In seeing some of the potential solutions and problems related to this answer and question I noticed something. Why are closed questions allowed to obtain more reputation for a user?
So my recommendation(even though it's a pain to implement probably) is this(note, this includes all close votes except for migrations)
When a question gets closed, only the question gets retroactively marked as community wiki. By retroactive, I mean all upvotes on the question before closing are undone. Also note, downvotes are kept. This means a closed question with downvotes will always have a net negative reputation.
When a question is reopened, it gets retroactively assigned to the user instead of the community user. This just undoes point #1.
Details:
Point one solves these problems:
- User asks a popular, but "bikeshed" subjective question. Even if the question is closed an hour later, they may accumulate 15 upvotes. With this system, those 15 upvotes won't matter.
- Downvotes are kept to the user while being closed. This deals with low-quality questions that people should get a negative reputation affect for. However, after being closed downvotes should be assigned to the community user to prevent the downward spiral affect, especially since pitty upvotes won't be able to save them.
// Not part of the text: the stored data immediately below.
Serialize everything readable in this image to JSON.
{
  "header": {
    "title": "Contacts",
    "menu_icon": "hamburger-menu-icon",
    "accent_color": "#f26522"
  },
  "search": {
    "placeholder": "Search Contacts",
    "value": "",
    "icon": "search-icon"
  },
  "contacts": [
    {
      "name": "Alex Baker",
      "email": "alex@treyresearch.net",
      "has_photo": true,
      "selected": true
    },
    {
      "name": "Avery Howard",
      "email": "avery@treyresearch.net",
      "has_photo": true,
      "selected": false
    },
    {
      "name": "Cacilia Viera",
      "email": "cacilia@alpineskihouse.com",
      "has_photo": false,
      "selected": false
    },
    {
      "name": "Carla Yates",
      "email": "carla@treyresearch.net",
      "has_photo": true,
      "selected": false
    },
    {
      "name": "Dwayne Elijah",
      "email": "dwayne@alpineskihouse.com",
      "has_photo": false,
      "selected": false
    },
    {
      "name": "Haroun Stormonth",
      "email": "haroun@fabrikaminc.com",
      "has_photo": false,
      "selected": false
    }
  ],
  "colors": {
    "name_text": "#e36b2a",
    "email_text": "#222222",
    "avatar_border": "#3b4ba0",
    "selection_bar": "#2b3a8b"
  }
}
- People can still upvote as a method of suggesting that a question should be reopened. The upvote just won't count for the author of the question until reopened.
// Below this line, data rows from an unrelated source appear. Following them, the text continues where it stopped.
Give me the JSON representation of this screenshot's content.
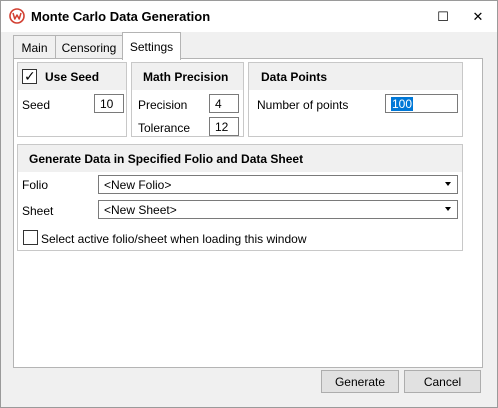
{
  "window": {
    "title": "Monte Carlo Data Generation",
    "icon": "app-logo-icon",
    "maximize_glyph": "☐",
    "close_glyph": "✕"
  },
  "tabs": [
    {
      "label": "Main",
      "active": false
    },
    {
      "label": "Censoring",
      "active": false
    },
    {
      "label": "Settings",
      "active": true
    }
  ],
  "use_seed": {
    "label": "Use Seed",
    "checked": true,
    "check_glyph": "✓",
    "seed_label": "Seed",
    "seed_value": "10"
  },
  "math_precision": {
    "title": "Math Precision",
    "precision_label": "Precision",
    "precision_value": "4",
    "tolerance_label": "Tolerance",
    "tolerance_value": "12"
  },
  "data_points": {
    "title": "Data Points",
    "points_label": "Number of points",
    "points_value": "100"
  },
  "generate": {
    "title": "Generate Data in Specified Folio and Data Sheet",
    "folio_label": "Folio",
    "folio_value": "<New Folio>",
    "sheet_label": "Sheet",
    "sheet_value": "<New Sheet>",
    "active_checkbox_label": "Select active folio/sheet when loading this window",
    "active_checked": false
  },
  "buttons": {
    "generate": "Generate",
    "cancel": "Cancel"
  },
  "colors": {
    "accent": "#0078d7",
    "logo": "#d23f31"
  }
}
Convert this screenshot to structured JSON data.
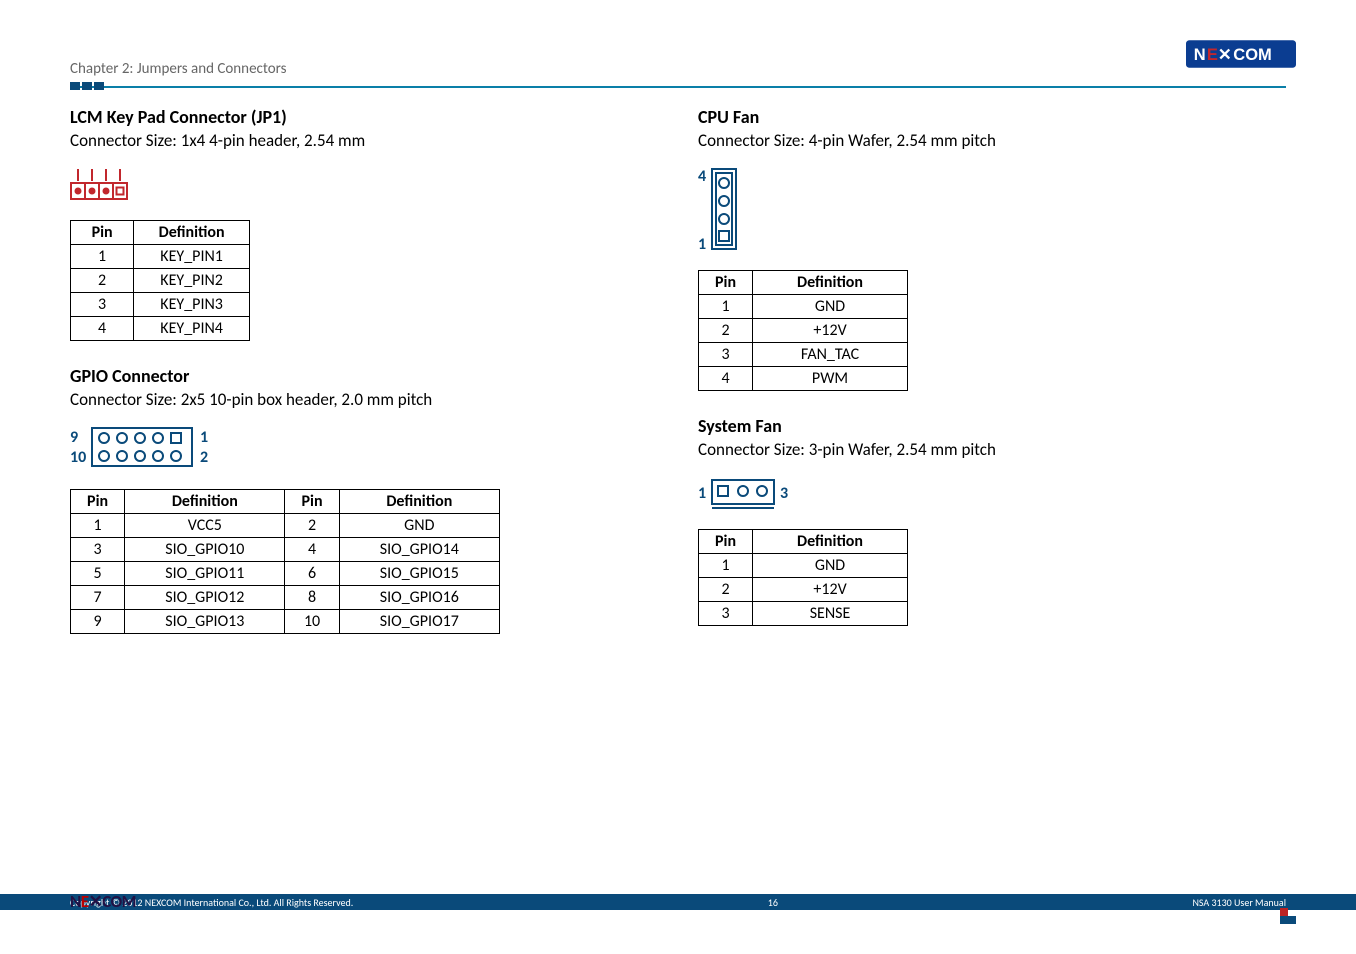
{
  "chapter": "Chapter 2: Jumpers and Connectors",
  "logo_text": "NEXCOM",
  "left": {
    "jp1": {
      "title": "LCM Key Pad Connector (JP1)",
      "sub": "Connector Size: 1x4 4-pin header, 2.54 mm",
      "headers": [
        "Pin",
        "Definition"
      ],
      "rows": [
        [
          "1",
          "KEY_PIN1"
        ],
        [
          "2",
          "KEY_PIN2"
        ],
        [
          "3",
          "KEY_PIN3"
        ],
        [
          "4",
          "KEY_PIN4"
        ]
      ]
    },
    "gpio": {
      "title": "GPIO Connector",
      "sub": "Connector Size: 2x5 10-pin box header, 2.0 mm pitch",
      "diag_labels": {
        "tl": "9",
        "bl": "10",
        "tr": "1",
        "br": "2"
      },
      "headers": [
        "Pin",
        "Definition",
        "Pin",
        "Definition"
      ],
      "rows": [
        [
          "1",
          "VCC5",
          "2",
          "GND"
        ],
        [
          "3",
          "SIO_GPIO10",
          "4",
          "SIO_GPIO14"
        ],
        [
          "5",
          "SIO_GPIO11",
          "6",
          "SIO_GPIO15"
        ],
        [
          "7",
          "SIO_GPIO12",
          "8",
          "SIO_GPIO16"
        ],
        [
          "9",
          "SIO_GPIO13",
          "10",
          "SIO_GPIO17"
        ]
      ]
    }
  },
  "right": {
    "cpufan": {
      "title": "CPU Fan",
      "sub": "Connector Size: 4-pin Wafer, 2.54 mm pitch",
      "diag_labels": {
        "top": "4",
        "bot": "1"
      },
      "headers": [
        "Pin",
        "Definition"
      ],
      "rows": [
        [
          "1",
          "GND"
        ],
        [
          "2",
          "+12V"
        ],
        [
          "3",
          "FAN_TAC"
        ],
        [
          "4",
          "PWM"
        ]
      ]
    },
    "sysfan": {
      "title": "System Fan",
      "sub": "Connector Size: 3-pin Wafer, 2.54 mm pitch",
      "diag_labels": {
        "left": "1",
        "right": "3"
      },
      "headers": [
        "Pin",
        "Definition"
      ],
      "rows": [
        [
          "1",
          "GND"
        ],
        [
          "2",
          "+12V"
        ],
        [
          "3",
          "SENSE"
        ]
      ]
    }
  },
  "footer": {
    "copyright": "Copyright © 2012 NEXCOM International Co., Ltd. All Rights Reserved.",
    "page": "16",
    "doc": "NSA 3130 User Manual"
  }
}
I see no actual point in closed questions being capable of acquiring reputation, except for maybe duplicates(but only barely).
So, here is my feature-request. :)
Also, to solve the duplicate-answer problem you could apply the same thing toward the answers of closed questions. This isn't a big problem with any close reasons other than Not A Real Question, where many low quality answers fall but with users who try to answer them anyway with the small amount of information given. I think those users should not be discredited for their attempts.